②自己判断でいろいろな医療機関にかかるより時間的にも経済的にも無駄がなくなる。
③病院の外来診療に余裕ができるので待ち時間が短縮される。
④複数の主治医(診療所・病院他)にかかることにより見落としの少ない安全な医療が保証され、継続した治療が受けられる。

医師の特性を上手に活用することにより、診療は更に充実するものと思われます。

 開業医は広い領域の知識を持った万能型の医師であり、また頻回の診察や治療を提供できます。一方病院医師は専門とする狭い領域の高度の医療を提供できます。これらの医師の特性を上手に活用することにより、患者様たちの診療は更に充実するものと思われます。

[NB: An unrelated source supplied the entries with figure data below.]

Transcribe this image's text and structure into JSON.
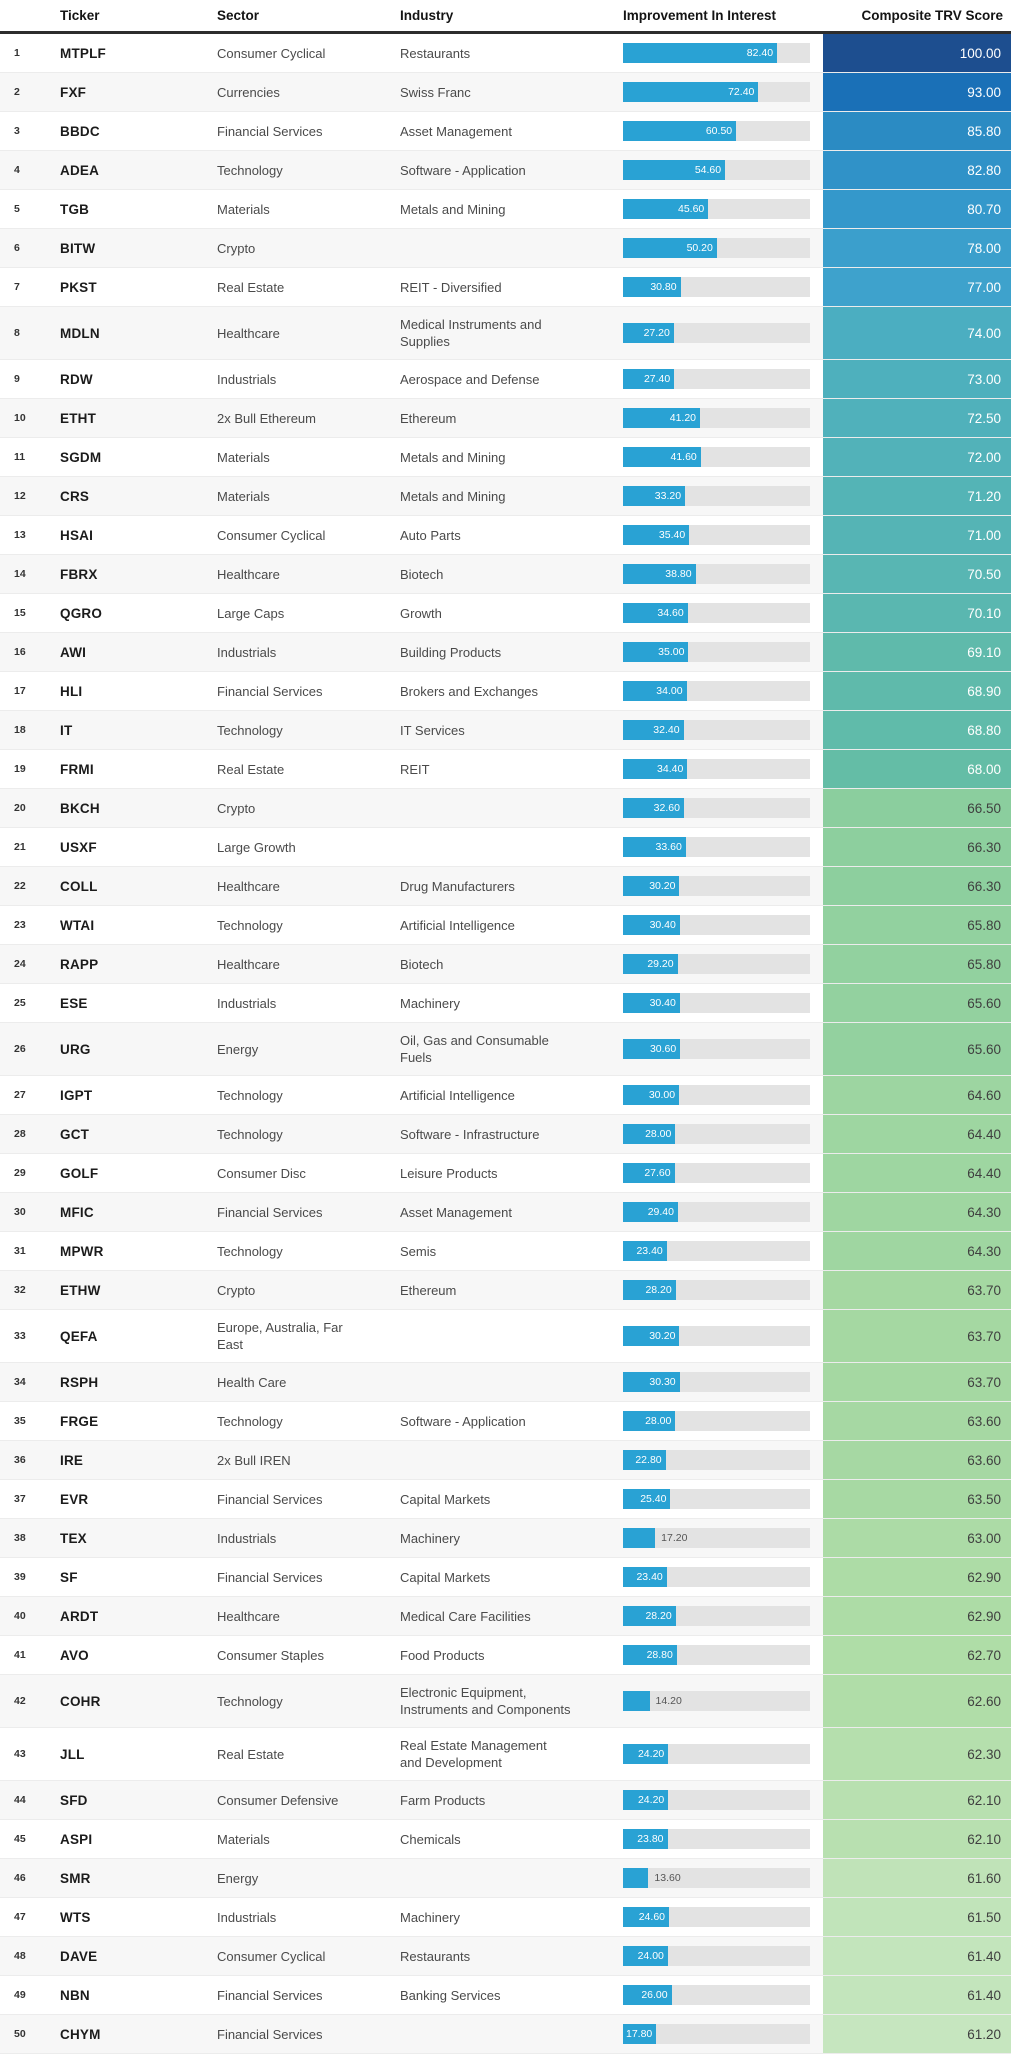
{
  "table": {
    "columns": [
      "Ticker",
      "Sector",
      "Industry",
      "Improvement In Interest",
      "Composite TRV Score"
    ],
    "rows": [
      {
        "rank": 1,
        "ticker": "MTPLF",
        "sector": "Consumer Cyclical",
        "industry": "Restaurants",
        "improvement": 82.4,
        "score": 100.0
      },
      {
        "rank": 2,
        "ticker": "FXF",
        "sector": "Currencies",
        "industry": "Swiss Franc",
        "improvement": 72.4,
        "score": 93.0
      },
      {
        "rank": 3,
        "ticker": "BBDC",
        "sector": "Financial Services",
        "industry": "Asset Management",
        "improvement": 60.5,
        "score": 85.8
      },
      {
        "rank": 4,
        "ticker": "ADEA",
        "sector": "Technology",
        "industry": "Software - Application",
        "improvement": 54.6,
        "score": 82.8
      },
      {
        "rank": 5,
        "ticker": "TGB",
        "sector": "Materials",
        "industry": "Metals and Mining",
        "improvement": 45.6,
        "score": 80.7
      },
      {
        "rank": 6,
        "ticker": "BITW",
        "sector": "Crypto",
        "industry": "",
        "improvement": 50.2,
        "score": 78.0
      },
      {
        "rank": 7,
        "ticker": "PKST",
        "sector": "Real Estate",
        "industry": "REIT - Diversified",
        "improvement": 30.8,
        "score": 77.0
      },
      {
        "rank": 8,
        "ticker": "MDLN",
        "sector": "Healthcare",
        "industry": "Medical Instruments and Supplies",
        "improvement": 27.2,
        "score": 74.0
      },
      {
        "rank": 9,
        "ticker": "RDW",
        "sector": "Industrials",
        "industry": "Aerospace and Defense",
        "improvement": 27.4,
        "score": 73.0
      },
      {
        "rank": 10,
        "ticker": "ETHT",
        "sector": "2x Bull Ethereum",
        "industry": "Ethereum",
        "improvement": 41.2,
        "score": 72.5
      },
      {
        "rank": 11,
        "ticker": "SGDM",
        "sector": "Materials",
        "industry": "Metals and Mining",
        "improvement": 41.6,
        "score": 72.0
      },
      {
        "rank": 12,
        "ticker": "CRS",
        "sector": "Materials",
        "industry": "Metals and Mining",
        "improvement": 33.2,
        "score": 71.2
      },
      {
        "rank": 13,
        "ticker": "HSAI",
        "sector": "Consumer Cyclical",
        "industry": "Auto Parts",
        "improvement": 35.4,
        "score": 71.0
      },
      {
        "rank": 14,
        "ticker": "FBRX",
        "sector": "Healthcare",
        "industry": "Biotech",
        "improvement": 38.8,
        "score": 70.5
      },
      {
        "rank": 15,
        "ticker": "QGRO",
        "sector": "Large Caps",
        "industry": "Growth",
        "improvement": 34.6,
        "score": 70.1
      },
      {
        "rank": 16,
        "ticker": "AWI",
        "sector": "Industrials",
        "industry": "Building Products",
        "improvement": 35.0,
        "score": 69.1
      },
      {
        "rank": 17,
        "ticker": "HLI",
        "sector": "Financial Services",
        "industry": "Brokers and Exchanges",
        "improvement": 34.0,
        "score": 68.9
      },
      {
        "rank": 18,
        "ticker": "IT",
        "sector": "Technology",
        "industry": "IT Services",
        "improvement": 32.4,
        "score": 68.8
      },
      {
        "rank": 19,
        "ticker": "FRMI",
        "sector": "Real Estate",
        "industry": "REIT",
        "improvement": 34.4,
        "score": 68.0
      },
      {
        "rank": 20,
        "ticker": "BKCH",
        "sector": "Crypto",
        "industry": "",
        "improvement": 32.6,
        "score": 66.5
      },
      {
        "rank": 21,
        "ticker": "USXF",
        "sector": "Large Growth",
        "industry": "",
        "improvement": 33.6,
        "score": 66.3
      },
      {
        "rank": 22,
        "ticker": "COLL",
        "sector": "Healthcare",
        "industry": "Drug Manufacturers",
        "improvement": 30.2,
        "score": 66.3
      },
      {
        "rank": 23,
        "ticker": "WTAI",
        "sector": "Technology",
        "industry": "Artificial Intelligence",
        "improvement": 30.4,
        "score": 65.8
      },
      {
        "rank": 24,
        "ticker": "RAPP",
        "sector": "Healthcare",
        "industry": "Biotech",
        "improvement": 29.2,
        "score": 65.8
      },
      {
        "rank": 25,
        "ticker": "ESE",
        "sector": "Industrials",
        "industry": "Machinery",
        "improvement": 30.4,
        "score": 65.6
      },
      {
        "rank": 26,
        "ticker": "URG",
        "sector": "Energy",
        "industry": "Oil, Gas and Consumable Fuels",
        "improvement": 30.6,
        "score": 65.6
      },
      {
        "rank": 27,
        "ticker": "IGPT",
        "sector": "Technology",
        "industry": "Artificial Intelligence",
        "improvement": 30.0,
        "score": 64.6
      },
      {
        "rank": 28,
        "ticker": "GCT",
        "sector": "Technology",
        "industry": "Software - Infrastructure",
        "improvement": 28.0,
        "score": 64.4
      },
      {
        "rank": 29,
        "ticker": "GOLF",
        "sector": "Consumer Disc",
        "industry": "Leisure Products",
        "improvement": 27.6,
        "score": 64.4
      },
      {
        "rank": 30,
        "ticker": "MFIC",
        "sector": "Financial Services",
        "industry": "Asset Management",
        "improvement": 29.4,
        "score": 64.3
      },
      {
        "rank": 31,
        "ticker": "MPWR",
        "sector": "Technology",
        "industry": "Semis",
        "improvement": 23.4,
        "score": 64.3
      },
      {
        "rank": 32,
        "ticker": "ETHW",
        "sector": "Crypto",
        "industry": "Ethereum",
        "improvement": 28.2,
        "score": 63.7
      },
      {
        "rank": 33,
        "ticker": "QEFA",
        "sector": "Europe, Australia, Far East",
        "industry": "",
        "improvement": 30.2,
        "score": 63.7
      },
      {
        "rank": 34,
        "ticker": "RSPH",
        "sector": "Health Care",
        "industry": "",
        "improvement": 30.3,
        "score": 63.7
      },
      {
        "rank": 35,
        "ticker": "FRGE",
        "sector": "Technology",
        "industry": "Software - Application",
        "improvement": 28.0,
        "score": 63.6
      },
      {
        "rank": 36,
        "ticker": "IRE",
        "sector": "2x Bull IREN",
        "industry": "",
        "improvement": 22.8,
        "score": 63.6
      },
      {
        "rank": 37,
        "ticker": "EVR",
        "sector": "Financial Services",
        "industry": "Capital Markets",
        "improvement": 25.4,
        "score": 63.5
      },
      {
        "rank": 38,
        "ticker": "TEX",
        "sector": "Industrials",
        "industry": "Machinery",
        "improvement": 17.2,
        "score": 63.0
      },
      {
        "rank": 39,
        "ticker": "SF",
        "sector": "Financial Services",
        "industry": "Capital Markets",
        "improvement": 23.4,
        "score": 62.9
      },
      {
        "rank": 40,
        "ticker": "ARDT",
        "sector": "Healthcare",
        "industry": "Medical Care Facilities",
        "improvement": 28.2,
        "score": 62.9
      },
      {
        "rank": 41,
        "ticker": "AVO",
        "sector": "Consumer Staples",
        "industry": "Food Products",
        "improvement": 28.8,
        "score": 62.7
      },
      {
        "rank": 42,
        "ticker": "COHR",
        "sector": "Technology",
        "industry": "Electronic Equipment, Instruments and Components",
        "improvement": 14.2,
        "score": 62.6
      },
      {
        "rank": 43,
        "ticker": "JLL",
        "sector": "Real Estate",
        "industry": "Real Estate Management and Development",
        "improvement": 24.2,
        "score": 62.3
      },
      {
        "rank": 44,
        "ticker": "SFD",
        "sector": "Consumer Defensive",
        "industry": "Farm Products",
        "improvement": 24.2,
        "score": 62.1
      },
      {
        "rank": 45,
        "ticker": "ASPI",
        "sector": "Materials",
        "industry": "Chemicals",
        "improvement": 23.8,
        "score": 62.1
      },
      {
        "rank": 46,
        "ticker": "SMR",
        "sector": "Energy",
        "industry": "",
        "improvement": 13.6,
        "score": 61.6
      },
      {
        "rank": 47,
        "ticker": "WTS",
        "sector": "Industrials",
        "industry": "Machinery",
        "improvement": 24.6,
        "score": 61.5
      },
      {
        "rank": 48,
        "ticker": "DAVE",
        "sector": "Consumer Cyclical",
        "industry": "Restaurants",
        "improvement": 24.0,
        "score": 61.4
      },
      {
        "rank": 49,
        "ticker": "NBN",
        "sector": "Financial Services",
        "industry": "Banking Services",
        "improvement": 26.0,
        "score": 61.4
      },
      {
        "rank": 50,
        "ticker": "CHYM",
        "sector": "Financial Services",
        "industry": "",
        "improvement": 17.8,
        "score": 61.2
      }
    ]
  },
  "bar": {
    "scale_max": 100,
    "inside_label_min": 17.5
  },
  "colors": {
    "bar_fill": "#29a2d4",
    "bar_track": "#e3e3e3",
    "header_border": "#2d2d2d",
    "row_alt_background": "#f7f7f7"
  },
  "score_style": {
    "white_text_min": 67,
    "dark_text_color": "#3f3f3f",
    "colormap": [
      [
        100,
        "#1d4e8f"
      ],
      [
        93,
        "#1a70b7"
      ],
      [
        86,
        "#2b8ac3"
      ],
      [
        81,
        "#3397cb"
      ],
      [
        77,
        "#3ea2cc"
      ],
      [
        74,
        "#4baec1"
      ],
      [
        71,
        "#55b4b5"
      ],
      [
        68,
        "#64bda6"
      ],
      [
        66.5,
        "#8bce9e"
      ],
      [
        63.7,
        "#a5d8a2"
      ],
      [
        62.6,
        "#b0dda8"
      ],
      [
        61.2,
        "#c6e6bf"
      ]
    ]
  }
}
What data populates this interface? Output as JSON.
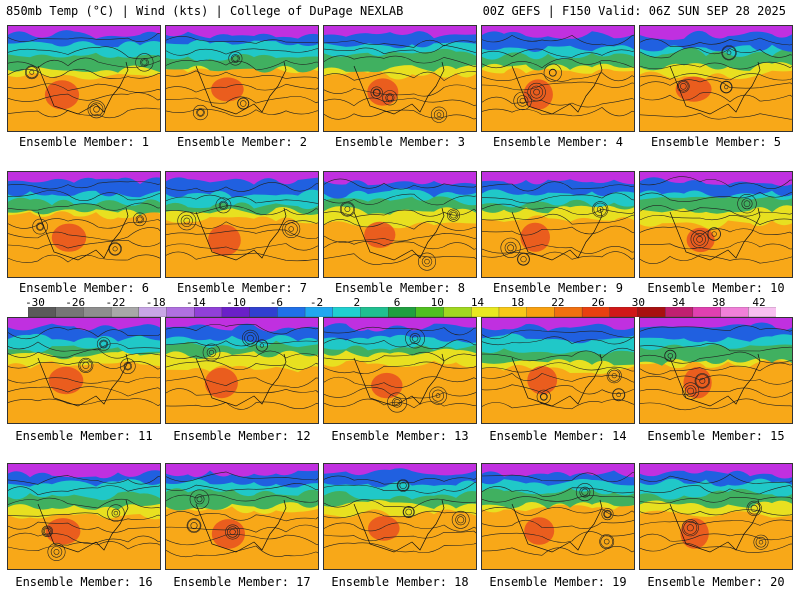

 重症、救急、紹介状持参の患者様は優先して診療し、軽症、病状の安定した患者様は診療所に紹介させていただくわけですが、これはあくまで連携を重視して病院としての機能を高め、良い医療を患者様に提供することが目的であり、決して一般の外来患者様をないがしろにするわけではありませんし、見捨てるわけではありません。
 良い医療を提供させていただくために、医療機関の役割分担と連携に関して皆様のご理解、ご協力をお願いいたします。